Do I have some mental reservations? A few. I do find at times in the book a sort of credulous supernaturalism that to me is missing the central point of Buddhist teachings - treating “Lord Buddha” as if he were not a man, but a supernatural being who can grant favors and protection - very much in a mode that is analogous to what we see in various Abrahamic faiths. This also manifests in various appeals to various sub-deities to “protect me” from eg discovery, or in the tales of rainbow colored slicks on rivers when holy corpses are disposed of therein. And it manifests in the elevation of the Dalai Lama into another quasi-supernatural being in a way that cannot help but make me think of the extreme reverence some catholic people have for the pope. There is throughout a great deal of superstition and anthropomorphism which is passed off as of cosmic significance: thus, to pick one example, Chinese signal flares fired off after one of Pachen’s friends has been shot by Chinese soldiers pursuing Pachen’s group are not flares, but that person’s spirit.
As a person, a fellow human being, I can understand that the human spirit craves inspiration and something to believe in when injustice and oppression are all around. But to me there is, nevertheless, something mean and threadbare and not especially Buddhist in the simple supernaturalism - not all that different from abrahamic belief in “holy relics,” like the toe bones of saints and nails from the “true cross” and so on. I understand the draw and the appeal. No compassionate person of any belief would kick away a crutch or a life raft from someone who requires these things to survive. And yet it strikes me as the sort of supernatural nonsense that prevents effective action. I cannot help but think Pachen should have been trained a whole lot better, if she was going to be a warrior - I can understand that her father did not raise her as a son and that, presumably, he did not think that such things as tactics and weapons employment principles were appropriate for her female embodiment.

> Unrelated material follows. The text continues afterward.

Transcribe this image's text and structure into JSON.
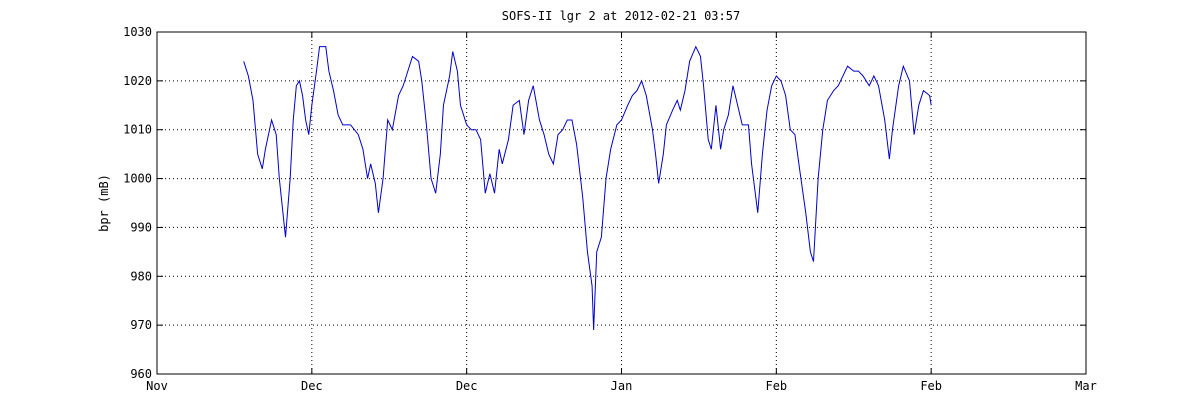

And yet: such things aren’t relevant or needed - until they are. The shockingly poor performance of Pachen’s people against Chinese soldiers is understandable given the lack of training and one can certainly admire the attempt they made all the same, in the way one might admire the Polish cavalry that went on horseback against formations of German tanks in 1939, to predictable consequences. Yet the sense of waste and futility is strong. Ancient religions and supernaturalism and superstitions are part of what imbue the world with meaning for some people. But if all they train you for is endurance of oppression - beatings, torture, “struggle sessions” and so on - rivers full of the bodies of those who’ve been murdered or starved to death by oppressors, the ruins of monasteries and the looting and destruction of a people - then there is an emptiness there, a complacency that enables the very injustices that are the main subject of the book. In short: Endurance is an important virtue, but it cannot be the only fruit of a spiritual practice - at least, not if one refers to oneself as a warrior. In that limited but important sense, the title of the book, describing Pachen as a warrior nun - is a bit of a misnomer, in spite of the absolutely tremendous amount of physical and moral courage she showed over a period of decades.
But having said all of that, Pachen has a lot of spiritual insight if you, like me, are a Buddhist practitioner, and I have made note of many examples of it in this book. I have benefitted from getting to know her and hear some of what she had to say. I think you might, too, if you read this book, and I hope you will.